Recondução de Gonet expõe tensão política e abre expectativa sobre futuro de Bolsonaro que pode ser preso antes do natal

O procurador-geral da República, Paulo Gonet, foi reconduzido ao cargo pelo Senado em uma votação marcada pela divisão inédita: 45 votos favoráveis e 26 contrários. O placar, o mais apertado desde a redemocratização para um chefe do Ministério Público Federal, reflete o ambiente de tensão que se instalou após Gonet ter se tornado alvo da direita ao denunciar Jair Bolsonaro no inquérito do golpe.

Nos bastidores do Planalto, a previsão é de que o ministro Alexandre de Moraes, do Supremo Tribunal Federal, determine a prisão de Bolsonaro na Papuda entre o fim de novembro e o início de dezembro. A medida, caso confirmada, deve coincidir com a chegada ao Senado da indicação de Messias para compor a equipe, ampliando o impacto político do momento.

A recondução de Gonet, apesar de aprovada, sinaliza que o cargo de procurador-geral da República nunca esteve tão pressionado. O resultado estreito da votação mostra que a atuação do PGR, especialmente em processos de grande repercussão, tem potencial de reconfigurar alianças e acirrar disputas no Congresso.

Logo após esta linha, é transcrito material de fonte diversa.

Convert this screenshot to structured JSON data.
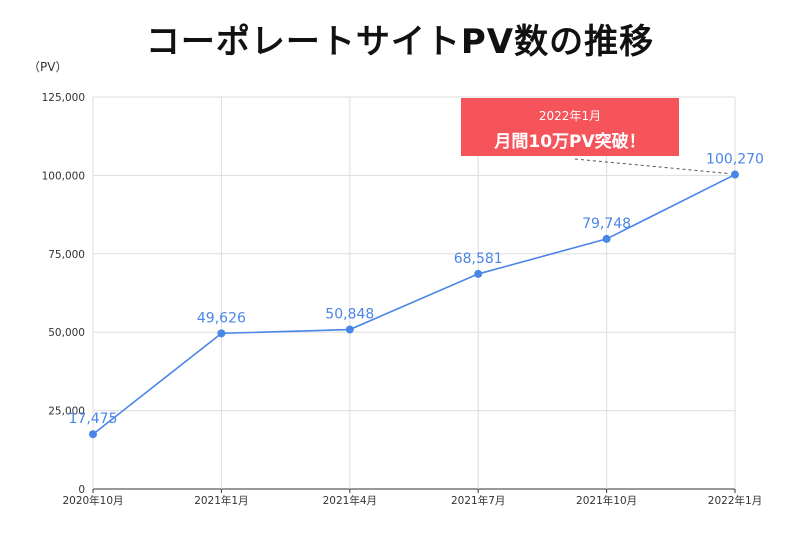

Analistas políticos avaliam que o episódio reforça a polarização no Legislativo e evidencia a dificuldade de consenso em torno de figuras centrais da República. O fato de Gonet ter enfrentado o mais duro escrutínio da história recente para permanecer no cargo é visto como um sinal de que o Ministério Público Federal está cada vez mais inserido no tabuleiro político, com decisões que podem alterar o rumo de lideranças nacionais.

Enquanto isso, a expectativa sobre os próximos passos da Justiça em relação a Bolsonaro mantém o cenário político em alerta máximo. Caso a prisão seja decretada, o impacto será imediato tanto na base de apoio do ex-presidente quanto nas articulações de partidos que ainda buscam se posicionar diante da crise. O fim de 2025, portanto, se desenha como um período decisivo para o equilíbrio institucional e para a narrativa política no país.